Dante Santavicca and his son Stefano are slowly moving along the rows dotted with small plants plucking delicate lilac buds, one by one, and gently placing them in baskets. It is saffron harvest time! I came to the Navelli Valley to see how one of the world’s most costly spices, saffron from Abruzzo, is harvested.
The flowers of Crocus sativus, commonly known as saffron crocus, are harvested mid- to end October but it is not easy to know in advance the precise day. The growers watch the weather and the buds closely not to miss the right time. The precious blossoms are harvested early in the morning while they are still closed. The same day the crimson red threads are extracted and left to dry. 150 crocus flowers yield one gram of dry spice.
The saffron of Navelli is highly prized for its zesty aroma and intense crimson colour and has been assigned the D.O.P (Denominazione di Origine Protetta) classification, which means a protected designation of origin and guarantees the highest quality. Only twelve local families keep the centuries-old tradition cultivating the precious flower on ten hectares. Saffron has been cultivated here since Middle Age and little has changed in its production: planting and harvesting are still done by hand.
Saffron from Abruzzo is often called “red gold” as it commands high prices. Here the producers sell a gram of dry saffron for €18 but it is not the money that drives the farmers like Dante and Stefano. It is passion and love of the local traditions that keep them tending those rows of delicate crocus flowers.
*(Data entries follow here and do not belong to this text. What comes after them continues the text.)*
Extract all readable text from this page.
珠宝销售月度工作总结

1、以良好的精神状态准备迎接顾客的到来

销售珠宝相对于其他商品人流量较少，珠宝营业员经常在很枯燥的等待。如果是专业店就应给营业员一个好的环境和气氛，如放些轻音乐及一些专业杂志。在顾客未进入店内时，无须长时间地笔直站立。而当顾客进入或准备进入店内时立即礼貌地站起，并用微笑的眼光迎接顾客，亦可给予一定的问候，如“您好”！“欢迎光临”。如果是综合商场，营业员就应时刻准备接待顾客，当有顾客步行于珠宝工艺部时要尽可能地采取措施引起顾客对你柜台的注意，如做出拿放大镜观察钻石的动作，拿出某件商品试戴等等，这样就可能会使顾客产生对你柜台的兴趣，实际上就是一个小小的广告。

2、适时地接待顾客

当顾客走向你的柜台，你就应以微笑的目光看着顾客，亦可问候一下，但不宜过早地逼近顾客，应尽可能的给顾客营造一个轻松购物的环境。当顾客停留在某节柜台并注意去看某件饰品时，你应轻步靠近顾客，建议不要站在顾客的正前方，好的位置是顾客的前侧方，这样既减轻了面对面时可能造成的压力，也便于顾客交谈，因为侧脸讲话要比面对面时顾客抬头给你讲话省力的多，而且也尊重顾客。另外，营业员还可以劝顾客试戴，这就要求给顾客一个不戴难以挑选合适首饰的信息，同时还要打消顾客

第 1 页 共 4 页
…Dante Santavicca tells me that this year wild boar destroyed a large part of their saffron plantation, so the harvest will not be great. He gave me a small basket and I follow neat rows plucking beautiful buds and smiling, thinking that this must be one of the most beautiful jobs in the world. It is eight in the morning and the sun is slowly rising above the mountains warming up my hands. After 20 minutes of bending in half over the plants, I am starting to feel aching in my back and my smile is not so wide any more. There are still many rows to cover and thousands of flowers to pick. The harvest continues for several days as more buds pop out. Then there are hours of plucking the thin fragile stigmas. It might be a beautiful job but it is also one of the hardest, so it is worth every cent that gourmands across the globe pay for the saffron spice.
Every year, in late October, the saffron harvest festival “Le vie dello zafferano” is organised in the small village of San Pio delle Camere where visitors can taste traditional dishes made with the precious spice and participate in the harvest.